FIG. 1A is a sectional view showing the structure of a biosensor electrode manufactured according to the present invention. FIG. 1B is a cross-sectional view in which a part of FIG. 1A is enlarged, and shows the structure of the surface of the fine particles impregnated with a biofunctional substance. FIG. 2 is a graph showing the relationship between the response output measured by the biosensor electrode of the present invention and the glucose concentration. FIG. 3 is a graph showing the responsiveness of the biosensor according to the present invention. [Explanation of Signs of Main Parts] 1... Fine particles of conductive substance 2... Fine particles of biofunctional substance 3.

Claims (6)

(57) [Claims] 1. A precious metal fine particle layer electrochemically deposited and formed on an electrode surface, and the noble metal fine particle layer is immersed in a solution containing a biofunctional substance represented by an enzyme or an antibody. A bioelectrode having a molecular discriminating power, wherein the biofunctional substance is directly incorporated into the noble metal fine particle layer by a process of causing or contacting the bioelectrode. 2. The bioelectrode according to claim 1, wherein said biofunctional substance taken into said noble metal fine particle layer is further subjected to a crosslinking treatment. 3. The surface of the noble metal fine particle layer is further provided on the surface of the noble metal fine particle layer in order to secure stabilization of the biofunctional substance and the noble metal fine particles.

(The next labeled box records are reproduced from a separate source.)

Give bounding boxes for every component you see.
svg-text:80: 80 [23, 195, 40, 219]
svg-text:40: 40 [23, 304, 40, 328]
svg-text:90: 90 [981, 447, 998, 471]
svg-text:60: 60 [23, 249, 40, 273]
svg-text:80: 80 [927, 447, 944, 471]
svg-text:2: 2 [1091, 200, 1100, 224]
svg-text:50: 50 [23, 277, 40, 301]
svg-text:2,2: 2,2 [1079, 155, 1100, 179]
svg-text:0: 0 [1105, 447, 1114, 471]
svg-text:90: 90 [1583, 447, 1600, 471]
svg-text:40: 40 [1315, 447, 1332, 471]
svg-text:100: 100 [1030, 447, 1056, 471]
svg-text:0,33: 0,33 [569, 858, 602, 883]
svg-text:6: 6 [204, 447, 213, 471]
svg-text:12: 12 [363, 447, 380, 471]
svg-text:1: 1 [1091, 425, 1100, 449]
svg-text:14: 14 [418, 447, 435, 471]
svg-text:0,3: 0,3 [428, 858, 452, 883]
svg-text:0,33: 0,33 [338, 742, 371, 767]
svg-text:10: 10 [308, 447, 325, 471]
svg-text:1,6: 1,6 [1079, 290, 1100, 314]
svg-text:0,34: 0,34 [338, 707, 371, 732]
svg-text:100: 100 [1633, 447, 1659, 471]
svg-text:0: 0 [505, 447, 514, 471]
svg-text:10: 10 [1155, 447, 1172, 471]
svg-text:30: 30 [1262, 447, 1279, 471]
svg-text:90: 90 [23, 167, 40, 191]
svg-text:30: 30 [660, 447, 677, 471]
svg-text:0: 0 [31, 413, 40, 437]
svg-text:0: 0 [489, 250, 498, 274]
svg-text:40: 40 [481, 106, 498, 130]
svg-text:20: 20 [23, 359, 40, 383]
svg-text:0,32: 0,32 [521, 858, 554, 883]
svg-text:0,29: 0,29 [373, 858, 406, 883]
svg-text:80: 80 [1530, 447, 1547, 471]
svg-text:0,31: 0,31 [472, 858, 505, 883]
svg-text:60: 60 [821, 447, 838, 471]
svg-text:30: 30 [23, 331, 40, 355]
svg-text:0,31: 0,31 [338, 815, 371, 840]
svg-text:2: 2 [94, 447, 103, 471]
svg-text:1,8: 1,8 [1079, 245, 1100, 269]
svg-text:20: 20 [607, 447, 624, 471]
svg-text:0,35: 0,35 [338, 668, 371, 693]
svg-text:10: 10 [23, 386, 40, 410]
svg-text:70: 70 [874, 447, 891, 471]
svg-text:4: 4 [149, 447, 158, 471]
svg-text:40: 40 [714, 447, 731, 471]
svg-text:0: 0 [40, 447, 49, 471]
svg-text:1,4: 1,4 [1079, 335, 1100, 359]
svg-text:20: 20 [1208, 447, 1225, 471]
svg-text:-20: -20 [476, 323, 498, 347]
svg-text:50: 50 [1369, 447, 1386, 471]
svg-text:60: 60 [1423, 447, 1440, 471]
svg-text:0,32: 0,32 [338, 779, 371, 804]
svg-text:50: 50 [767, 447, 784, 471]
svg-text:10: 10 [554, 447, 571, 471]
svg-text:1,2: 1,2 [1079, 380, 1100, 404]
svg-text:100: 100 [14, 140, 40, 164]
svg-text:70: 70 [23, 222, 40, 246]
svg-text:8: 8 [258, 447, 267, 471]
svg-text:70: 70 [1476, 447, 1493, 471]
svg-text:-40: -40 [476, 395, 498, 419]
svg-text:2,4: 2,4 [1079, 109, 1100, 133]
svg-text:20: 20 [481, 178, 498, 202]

3. The bioelectrode according to claim 1, wherein a polymer thin film is formed. 4. Precious metal fine particles are electrochemically deposited on an electrode surface to form a layer of the noble metal fine particles on the electrode surface, and then the obtained noble metal fine particle layer is typified by an enzyme or an antibody. A method for producing a bioelectrode having molecular discriminating power, characterized by immersing or contacting a solution containing a biofunctional substance into the noble metal fine particle layer. 5. The method for producing a bioelectrode according to claim 4, further comprising a step of performing a crosslinking treatment. 6. The method according to claim 4, further comprising a step of performing a polymer thin film forming process.
The method for producing a bioelectrode according to the above item.